CCB Analytic Workbench

This is a repository for multi-arch (AMD64 / ARM64) CCB Analytic Workbench Docker images preconfigured with R and Python, including RStudio Server, which runs at startup, SSH server, and X11.

Table of Contents

  1. Starting the Container
  2. Connecting to the Container
  3. Other Information

Starting the Container

To pull the image from DockerHub and run the container:

docker \
    run \
        --rm \
        --name workbench \
        -d \
        -v /SOME_LOCAL_PATH:/HostData \
        -p 8787:8787 \
        -p 2200:22 \
        -e 'CONTAINER_USER_USERNAME=user' \
        -e 'CONTAINER_USER_PASSWORD=password' \
        hmsccb/analytic-workbench:version-2.0.0

Alternatively, clone the Git repository and:

docker build --progress=plain --tag analytic-workbench-dev .

docker \
    run \
        --rm \
        --name workbench \
        -d \
        -v /SOME_LOCAL_PATH:/HostData \
        -p 8787:8787 \
        -p 2200:22 \
        -e 'CONTAINER_USER_USERNAME=user' \
        -e 'CONTAINER_USER_PASSWORD=password' \
        analytic-workbench-dev

Parameters

Bind Mount Volume /SOME_LOCAL_PATH

/SOME_LOCAL_PATH should be replaced by the path to the directory on the host that you would like to make available in the running container. Inside the container, this directory on the host will be mounted at /HostData. If there is no need to make host data available in the continer this argument can be omitted.

Environment Variables CONTAINER_USER_USERNAME and CONTAINER_USER_PASSWORD

These are the username and password that will be created on the container. These credentials will be used to connect the running container via ssh, or to log into the R Studio Server Web UI.

Port Mapping

The -p flag to Docker maps a TCP port in the container to a TCP port on the Docker host. More information is available here. For example, in the above invocation, we are mapping TCP 8787 in the container to TCP 8787 on the Docker host, and TCP 22 (ssh) in the container to TCP 2200 on the Docker host. This allows the user to connect to the container by ssh'ing to localhost on port 2200, or aiming a web browser at port 8787 on localhost to connect to R Studio Server. More information is available in Connecting to the Container.

Mounting Network Shares

In order to mount a network share (e.g. SMB) from within the container, the container needs to be run with the --privileged flag. This is a security vulnerability. Make sure you understand the implications before doing such.

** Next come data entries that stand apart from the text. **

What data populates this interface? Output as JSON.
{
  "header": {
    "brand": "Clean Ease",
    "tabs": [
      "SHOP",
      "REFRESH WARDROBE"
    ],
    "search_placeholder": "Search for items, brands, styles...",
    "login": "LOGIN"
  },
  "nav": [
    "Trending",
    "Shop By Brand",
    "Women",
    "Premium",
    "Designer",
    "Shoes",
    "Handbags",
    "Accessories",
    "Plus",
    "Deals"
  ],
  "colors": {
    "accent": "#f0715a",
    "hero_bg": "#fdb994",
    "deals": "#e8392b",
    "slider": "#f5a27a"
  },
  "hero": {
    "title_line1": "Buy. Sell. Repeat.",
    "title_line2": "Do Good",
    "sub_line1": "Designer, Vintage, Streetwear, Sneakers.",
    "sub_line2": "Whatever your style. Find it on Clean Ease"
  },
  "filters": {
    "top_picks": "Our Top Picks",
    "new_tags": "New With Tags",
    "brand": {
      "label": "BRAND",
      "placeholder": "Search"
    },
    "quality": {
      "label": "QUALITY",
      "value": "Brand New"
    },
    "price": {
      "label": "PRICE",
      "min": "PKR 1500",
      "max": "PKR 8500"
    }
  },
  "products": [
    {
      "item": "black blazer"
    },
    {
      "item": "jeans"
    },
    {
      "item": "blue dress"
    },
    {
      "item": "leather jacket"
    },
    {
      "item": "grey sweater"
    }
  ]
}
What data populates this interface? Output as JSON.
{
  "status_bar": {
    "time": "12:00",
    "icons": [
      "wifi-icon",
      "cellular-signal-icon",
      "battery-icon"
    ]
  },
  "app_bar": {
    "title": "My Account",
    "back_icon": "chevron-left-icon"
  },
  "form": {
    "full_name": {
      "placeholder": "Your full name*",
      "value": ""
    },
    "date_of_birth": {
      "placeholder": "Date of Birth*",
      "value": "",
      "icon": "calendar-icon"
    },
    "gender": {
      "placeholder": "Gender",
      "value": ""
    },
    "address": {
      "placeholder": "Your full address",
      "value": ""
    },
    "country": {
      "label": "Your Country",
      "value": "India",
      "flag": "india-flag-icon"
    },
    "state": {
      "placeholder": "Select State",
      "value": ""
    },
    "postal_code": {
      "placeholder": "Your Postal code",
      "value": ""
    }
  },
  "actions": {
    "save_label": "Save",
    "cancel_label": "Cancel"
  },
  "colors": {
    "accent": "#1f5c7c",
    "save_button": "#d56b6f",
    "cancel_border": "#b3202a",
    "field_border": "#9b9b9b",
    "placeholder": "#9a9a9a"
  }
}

Connecting to the Container

When the container is run with the command described in Starting the Container, both an SSH server and an R Studio Server instance are started inside the container. You have three options for how you will interact with an R session running in the container. You can:

  1. Use a secure shell (SSH) client to connect to the container and run R on the command line
  2. Use a web browser to connect to R Studio Server running in the container
  3. Run the container interactively and run R on the command line directly, without an SSH client

These options, along with slight variations, are described in the following sections.

1. Connecting via SSH

If you are connecting to the container via ssh, you will need an SSH client. Linux and macOS typically have a command line ssh client installed out of the box. For Windows systems you will need to download an SSH client such as PuTTY (https://www.putty.org/).

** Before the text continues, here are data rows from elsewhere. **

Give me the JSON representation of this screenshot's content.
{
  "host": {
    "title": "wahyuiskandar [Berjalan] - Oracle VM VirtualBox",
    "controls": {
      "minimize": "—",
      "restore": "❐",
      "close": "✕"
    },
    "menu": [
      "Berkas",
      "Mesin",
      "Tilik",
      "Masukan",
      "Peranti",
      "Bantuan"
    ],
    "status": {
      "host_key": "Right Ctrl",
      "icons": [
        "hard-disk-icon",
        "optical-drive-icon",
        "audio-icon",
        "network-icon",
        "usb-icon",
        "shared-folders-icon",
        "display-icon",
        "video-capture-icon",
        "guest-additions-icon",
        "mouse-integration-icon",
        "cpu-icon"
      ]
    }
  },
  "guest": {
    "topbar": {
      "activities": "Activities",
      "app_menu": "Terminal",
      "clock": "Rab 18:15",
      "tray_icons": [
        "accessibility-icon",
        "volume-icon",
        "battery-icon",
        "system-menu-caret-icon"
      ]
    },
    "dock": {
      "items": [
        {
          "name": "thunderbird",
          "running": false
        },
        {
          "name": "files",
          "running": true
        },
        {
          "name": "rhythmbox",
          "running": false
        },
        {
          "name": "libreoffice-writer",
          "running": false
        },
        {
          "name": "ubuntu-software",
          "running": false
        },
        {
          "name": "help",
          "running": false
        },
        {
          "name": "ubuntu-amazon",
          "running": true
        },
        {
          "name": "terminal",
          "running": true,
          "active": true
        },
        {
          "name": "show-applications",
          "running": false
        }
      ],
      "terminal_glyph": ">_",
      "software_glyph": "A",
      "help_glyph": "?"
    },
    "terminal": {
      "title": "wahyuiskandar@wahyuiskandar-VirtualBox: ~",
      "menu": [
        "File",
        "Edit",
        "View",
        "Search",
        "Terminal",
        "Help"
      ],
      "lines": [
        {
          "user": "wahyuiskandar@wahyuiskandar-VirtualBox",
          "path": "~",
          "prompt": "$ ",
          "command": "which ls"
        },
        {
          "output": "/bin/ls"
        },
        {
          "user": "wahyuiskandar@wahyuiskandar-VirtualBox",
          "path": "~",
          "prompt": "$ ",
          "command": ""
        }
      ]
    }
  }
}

To connect via ssh you'll use the following command, which assumes the default user/password:

ssh dockeruser@HOST_ADDRESS -p 2200

where HOST_ADDRESS is the IP address of the Docker host. Recall that we are mapping the ports that the SSH server and R Studio Server are using from the container to the Docker host. If you are running the ssh command on the same host where Docker is running, you can substitute localhost for HOST_ADDRESS. If you are ssh'ing to the container from another host (e.g., running Docker on a server, connecting from a workstation/laptop), then you will need to substitute the IP address of the Docker host for HOST_ADDRESS. In this latter case, you will also need to ensure that any relevant firewalls allow connections on TCP port 2200 from the "workstation" to the "server". A full discussion of the principals of firewall configuration are beyond the scope of this document. For further assistance, you may need to consult your local information technology team.

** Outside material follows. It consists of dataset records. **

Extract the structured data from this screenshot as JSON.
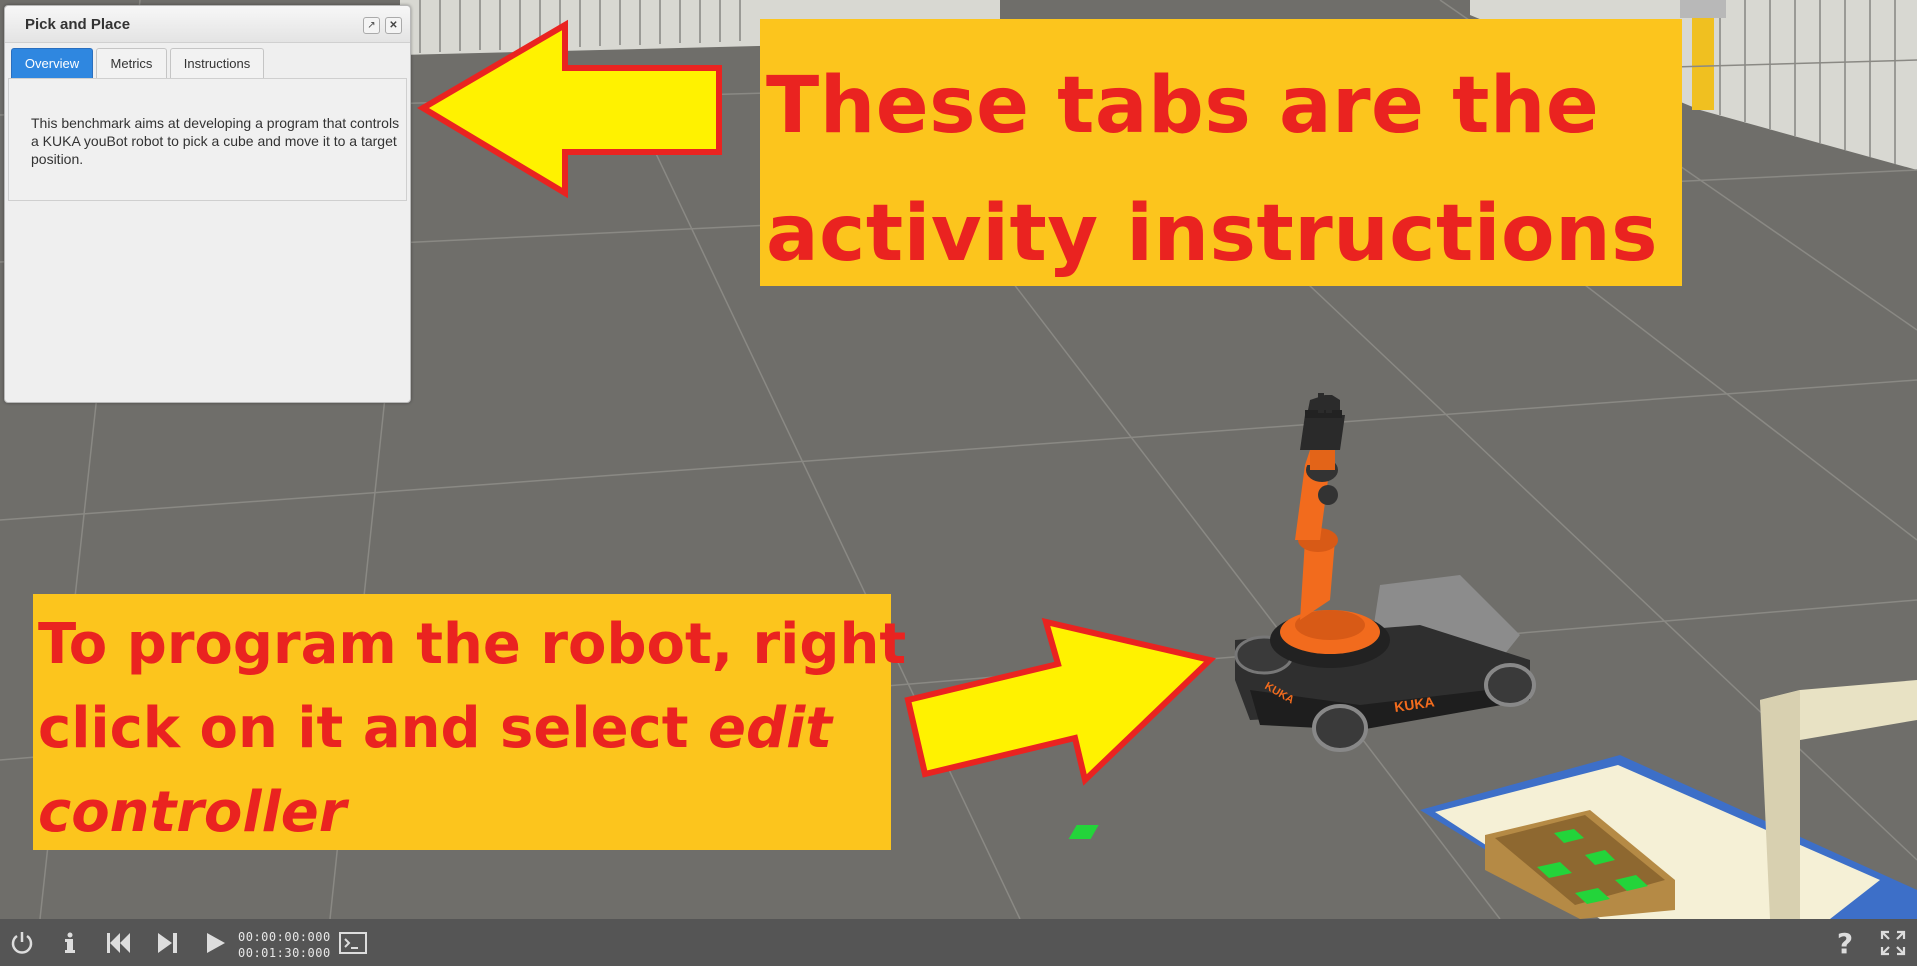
{
  "panel": {
    "title": "Pick and Place",
    "popout_icon": "external-window-icon",
    "close_icon": "close-icon",
    "tabs": [
      {
        "label": "Overview",
        "active": true
      },
      {
        "label": "Metrics",
        "active": false
      },
      {
        "label": "Instructions",
        "active": false
      }
    ],
    "overview_text": "This benchmark aims at developing a program that controls a KUKA youBot robot to pick a cube and move it to a target position."
  },
  "callouts": {
    "top": {
      "line1": "These tabs are the",
      "line2": "activity instructions"
    },
    "bottom": {
      "line1": "To program the robot, right",
      "line2_plain": "click on it and select ",
      "line2_italic": "edit",
      "line3_italic": "controller"
    }
  },
  "scene": {
    "robot_brand_front": "KUKA",
    "robot_brand_side": "KUKA"
  },
  "toolbar": {
    "time_current": "00:00:00:000",
    "time_total": "00:01:30:000",
    "icons": [
      "power-icon",
      "info-icon",
      "reset-icon",
      "step-icon",
      "play-icon",
      "console-icon",
      "help-icon",
      "fullscreen-icon"
    ]
  },
  "colors": {
    "callout_background": "#fcc51d",
    "callout_text": "#ea2320",
    "arrow_fill": "#fff200",
    "arrow_outline": "#ea2320",
    "tab_active": "#2f87e0",
    "toolbar": "#555555",
    "floor": "#6f6e6a",
    "robot_orange": "#f26b1d"
  }
}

Once you have successfully established an SSH connection to the container, you can run an R command-line session.

If you have previously run another version of the container on the same host, you may receive a message like the following when SSH attempts to connect:

@@@@@@@@@@@@@@@@@@@@@@@@@@@@@@@@@@@@@@@@@@@@@@@@@@@@@@@@@@@
@    WARNING: REMOTE HOST IDENTIFICATION HAS CHANGED!     @
@@@@@@@@@@@@@@@@@@@@@@@@@@@@@@@@@@@@@@@@@@@@@@@@@@@@@@@@@@@

The SSH client keeps a record of host identifiers associated with IP addresses. As the version of the container changes, the host identifier may change as well, causing the SSH client to raise the warning to alert the user to the fact that they are connecting to a different host than they had previously at this network address.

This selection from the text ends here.